[EM] Condorcet question - why not bullet vote

Jameson Quinn jameson.quinn at gmail.com
Wed Jun 16 11:57:23 PDT 2010


2010/6/16 robert bristow-johnson <rbj at audioimagination.com>

>
> On Jun 16, 2010, at 1:30 PM, Peter Zbornik wrote:
>
>  Dear all, dear Markus Schulze,
>>
>> I got a second question from one of our members (actually the same guy
>> which asked for the first time):
>> If I just bullet vote in a Condorcet election, then I increase the chances
>> of my candidate being elected?
>>
>
> If there is a Condorcet Winner (CW), the answer is "no".  If there is no
> CW, then we have a "Condorcet paradox" or a "cycle" where Candidate Rock
> beats Candidate Scissors, Candidate Scissors beats Candidate Paper, and
> Candidate Paper beats Candidate Rock.  Then I won't say whether the answer
> is "no" for sure, but I am still convinced that cycles are rare and that a
> method like Schulze or Ranked Pairs resolves the cycles meaningfully.

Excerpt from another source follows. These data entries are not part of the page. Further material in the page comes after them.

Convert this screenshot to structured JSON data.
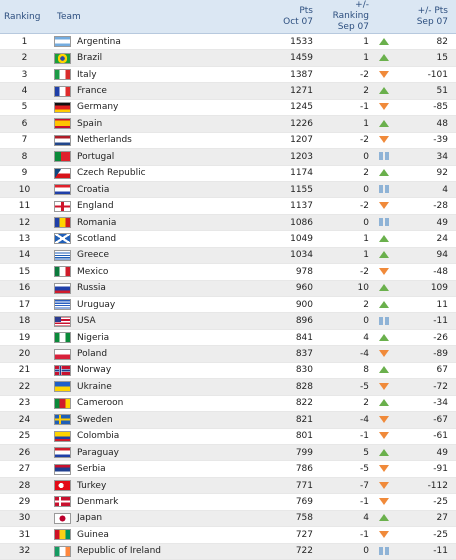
{
  "headers": {
    "ranking": "Ranking",
    "team": "Team",
    "pts_top": "Pts",
    "pts_sub": "Oct 07",
    "chg_top": "+/- Ranking",
    "chg_sub": "Sep 07",
    "pchg_top": "+/- Pts",
    "pchg_sub": "Sep 07"
  },
  "rows": [
    {
      "rank": "1",
      "team": "Argentina",
      "pts": "1533",
      "chg": "1",
      "dir": "up",
      "pchg": "82",
      "flag": "linear-gradient(#74acdf 0 33%, #fff 33% 67%, #74acdf 67%)"
    },
    {
      "rank": "2",
      "team": "Brazil",
      "pts": "1459",
      "chg": "1",
      "dir": "up",
      "pchg": "15",
      "flag": "radial-gradient(circle at 50% 50%, #2a4aa8 0 22%, #ffd400 23% 46%, #1b9f3b 47%)"
    },
    {
      "rank": "3",
      "team": "Italy",
      "pts": "1387",
      "chg": "-2",
      "dir": "down",
      "pchg": "-101",
      "flag": "linear-gradient(90deg, #1c9b46 0 33%, #fff 33% 67%, #d82c2c 67%)"
    },
    {
      "rank": "4",
      "team": "France",
      "pts": "1271",
      "chg": "2",
      "dir": "up",
      "pchg": "51",
      "flag": "linear-gradient(90deg, #1f3fa8 0 33%, #fff 33% 67%, #e02b2b 67%)"
    },
    {
      "rank": "5",
      "team": "Germany",
      "pts": "1245",
      "chg": "-1",
      "dir": "down",
      "pchg": "-85",
      "flag": "linear-gradient(#111 0 33%, #e02020 33% 67%, #ffcc00 67%)"
    },
    {
      "rank": "6",
      "team": "Spain",
      "pts": "1226",
      "chg": "1",
      "dir": "up",
      "pchg": "48",
      "flag": "linear-gradient(#c8102e 0 25%, #ffc400 25% 75%, #c8102e 75%)"
    },
    {
      "rank": "7",
      "team": "Netherlands",
      "pts": "1207",
      "chg": "-2",
      "dir": "down",
      "pchg": "-39",
      "flag": "linear-gradient(#ae1c28 0 33%, #fff 33% 67%, #21468b 67%)"
    },
    {
      "rank": "8",
      "team": "Portugal",
      "pts": "1203",
      "chg": "0",
      "dir": "same",
      "pchg": "34",
      "flag": "linear-gradient(90deg, #0b8a3a 0 40%, #e0212b 40%)"
    },
    {
      "rank": "9",
      "team": "Czech Republic",
      "pts": "1174",
      "chg": "2",
      "dir": "up",
      "pchg": "92",
      "flag": "linear-gradient(125deg, #11457e 0 32%, transparent 32%), linear-gradient(#fff 0 50%, #d7141a 50%)"
    },
    {
      "rank": "10",
      "team": "Croatia",
      "pts": "1155",
      "chg": "0",
      "dir": "same",
      "pchg": "4",
      "flag": "linear-gradient(#e0212b 0 33%, #fff 33% 67%, #1f3fa8 67%)"
    },
    {
      "rank": "11",
      "team": "England",
      "pts": "1137",
      "chg": "-2",
      "dir": "down",
      "pchg": "-28",
      "flag": "linear-gradient(90deg, transparent 0 42%, #cf142b 42% 58%, transparent 58%), linear-gradient(#fff 0 40%, #cf142b 40% 60%, #fff 60%)"
    },
    {
      "rank": "12",
      "team": "Romania",
      "pts": "1086",
      "chg": "0",
      "dir": "same",
      "pchg": "49",
      "flag": "linear-gradient(90deg, #1f3fa8 0 33%, #ffd400 33% 67%, #d01c1f 67%)"
    },
    {
      "rank": "13",
      "team": "Scotland",
      "pts": "1049",
      "chg": "1",
      "dir": "up",
      "pchg": "24",
      "flag": "linear-gradient(33deg, transparent 0 44%, #fff 44% 56%, transparent 56%), linear-gradient(-33deg, transparent 0 44%, #fff 44% 56%, #1f5fb8 56%), #1f5fb8"
    },
    {
      "rank": "14",
      "team": "Greece",
      "pts": "1034",
      "chg": "1",
      "dir": "up",
      "pchg": "94",
      "flag": "repeating-linear-gradient(#1f5fb8 0 1.2px, #fff 1.2px 2.4px)"
    },
    {
      "rank": "15",
      "team": "Mexico",
      "pts": "978",
      "chg": "-2",
      "dir": "down",
      "pchg": "-48",
      "flag": "linear-gradient(90deg, #0b7a3c 0 33%, #fff 33% 67%, #d01c2a 67%)"
    },
    {
      "rank": "16",
      "team": "Russia",
      "pts": "960",
      "chg": "10",
      "dir": "up",
      "pchg": "109",
      "flag": "linear-gradient(#fff 0 33%, #1f3fa8 33% 67%, #d01c2a 67%)"
    },
    {
      "rank": "17",
      "team": "Uruguay",
      "pts": "900",
      "chg": "2",
      "dir": "up",
      "pchg": "11",
      "flag": "repeating-linear-gradient(#fff 0 1.2px, #2a5fc0 1.2px 2.4px)"
    },
    {
      "rank": "18",
      "team": "USA",
      "pts": "896",
      "chg": "0",
      "dir": "same",
      "pchg": "-11",
      "flag": "linear-gradient(90deg, #2b3b8f 0 40%, transparent 40%) top/100% 55% no-repeat, repeating-linear-gradient(#c8102e 0 1.6px, #fff 1.6px 3.2px)"
    },
    {
      "rank": "19",
      "team": "Nigeria",
      "pts": "841",
      "chg": "4",
      "dir": "up",
      "pchg": "-26",
      "flag": "linear-gradient(90deg, #0b8a3a 0 33%, #fff 33% 67%, #0b8a3a 67%)"
    },
    {
      "rank": "20",
      "team": "Poland",
      "pts": "837",
      "chg": "-4",
      "dir": "down",
      "pchg": "-89",
      "flag": "linear-gradient(#fff 0 50%, #d8213b 50%)"
    },
    {
      "rank": "21",
      "team": "Norway",
      "pts": "830",
      "chg": "8",
      "dir": "up",
      "pchg": "67",
      "flag": "linear-gradient(90deg, transparent 0 30%, #fff 30% 33%, #1f3f8f 33% 40%, #fff 40% 43%, transparent 43%), linear-gradient(#c8102e 0 38%, #fff 38% 42%, #1f3f8f 42% 58%, #fff 58% 62%, #c8102e 62%)"
    },
    {
      "rank": "22",
      "team": "Ukraine",
      "pts": "828",
      "chg": "-5",
      "dir": "down",
      "pchg": "-72",
      "flag": "linear-gradient(#1f5fc8 0 50%, #ffd400 50%)"
    },
    {
      "rank": "23",
      "team": "Cameroon",
      "pts": "822",
      "chg": "2",
      "dir": "up",
      "pchg": "-34",
      "flag": "linear-gradient(90deg, #0b8a3a 0 33%, #d01c2a 33% 67%, #ffd400 67%)"
    },
    {
      "rank": "24",
      "team": "Sweden",
      "pts": "821",
      "chg": "-4",
      "dir": "down",
      "pchg": "-67",
      "flag": "linear-gradient(90deg, transparent 0 30%, #ffcc00 30% 42%, transparent 42%), linear-gradient(#1f5fb8 0 42%, #ffcc00 42% 58%, #1f5fb8 58%)"
    },
    {
      "rank": "25",
      "team": "Colombia",
      "pts": "801",
      "chg": "-1",
      "dir": "down",
      "pchg": "-61",
      "flag": "linear-gradient(#ffd400 0 50%, #1f3fa8 50% 75%, #d01c2a 75%)"
    },
    {
      "rank": "26",
      "team": "Paraguay",
      "pts": "799",
      "chg": "5",
      "dir": "up",
      "pchg": "49",
      "flag": "linear-gradient(#d01c2a 0 33%, #fff 33% 67%, #1f3fa8 67%)"
    },
    {
      "rank": "27",
      "team": "Serbia",
      "pts": "786",
      "chg": "-5",
      "dir": "down",
      "pchg": "-91",
      "flag": "linear-gradient(#c8102e 0 33%, #1f3f8f 33% 67%, #fff 67%)"
    },
    {
      "rank": "28",
      "team": "Turkey",
      "pts": "771",
      "chg": "-7",
      "dir": "down",
      "pchg": "-112",
      "flag": "radial-gradient(circle at 42% 50%, #fff 0 22%, transparent 23%), #e30a17"
    },
    {
      "rank": "29",
      "team": "Denmark",
      "pts": "769",
      "chg": "-1",
      "dir": "down",
      "pchg": "-25",
      "flag": "linear-gradient(90deg, transparent 0 30%, #fff 30% 40%, transparent 40%), linear-gradient(#c8102e 0 42%, #fff 42% 58%, #c8102e 58%)"
    },
    {
      "rank": "30",
      "team": "Japan",
      "pts": "758",
      "chg": "4",
      "dir": "up",
      "pchg": "27",
      "flag": "radial-gradient(circle, #bc002d 0 28%, #fff 30%)"
    },
    {
      "rank": "31",
      "team": "Guinea",
      "pts": "727",
      "chg": "-1",
      "dir": "down",
      "pchg": "-25",
      "flag": "linear-gradient(90deg, #ce1126 0 33%, #fcd116 33% 67%, #009460 67%)"
    },
    {
      "rank": "32",
      "team": "Republic of Ireland",
      "pts": "722",
      "chg": "0",
      "dir": "same",
      "pchg": "-11",
      "flag": "linear-gradient(90deg, #169b62 0 33%, #fff 33% 67%, #ff883e 67%)"
    }
  ]
}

Would that it were this easy. But there could be an honest CW, and bullet
voting creates an artificial cycle.

Simple case:
40 C>B>A
30 B>A>C
30 A>B>C

B is the clear CW: wins 60/40 against C, and 70/30 against B. But if the A
voters bullet vote, then there is a Condorcet cycle, because now B loses
30/40 against C.

Some tiebreaking methods deal with this situation better than others. But if
they twist themselves up in enough knots to avoid this problem, then they
give results which are very hard to defend if half the A voters were really
A>C>B voters who truncated lazily.

Anyway, you cannot give simple guarantees like the one you stated above.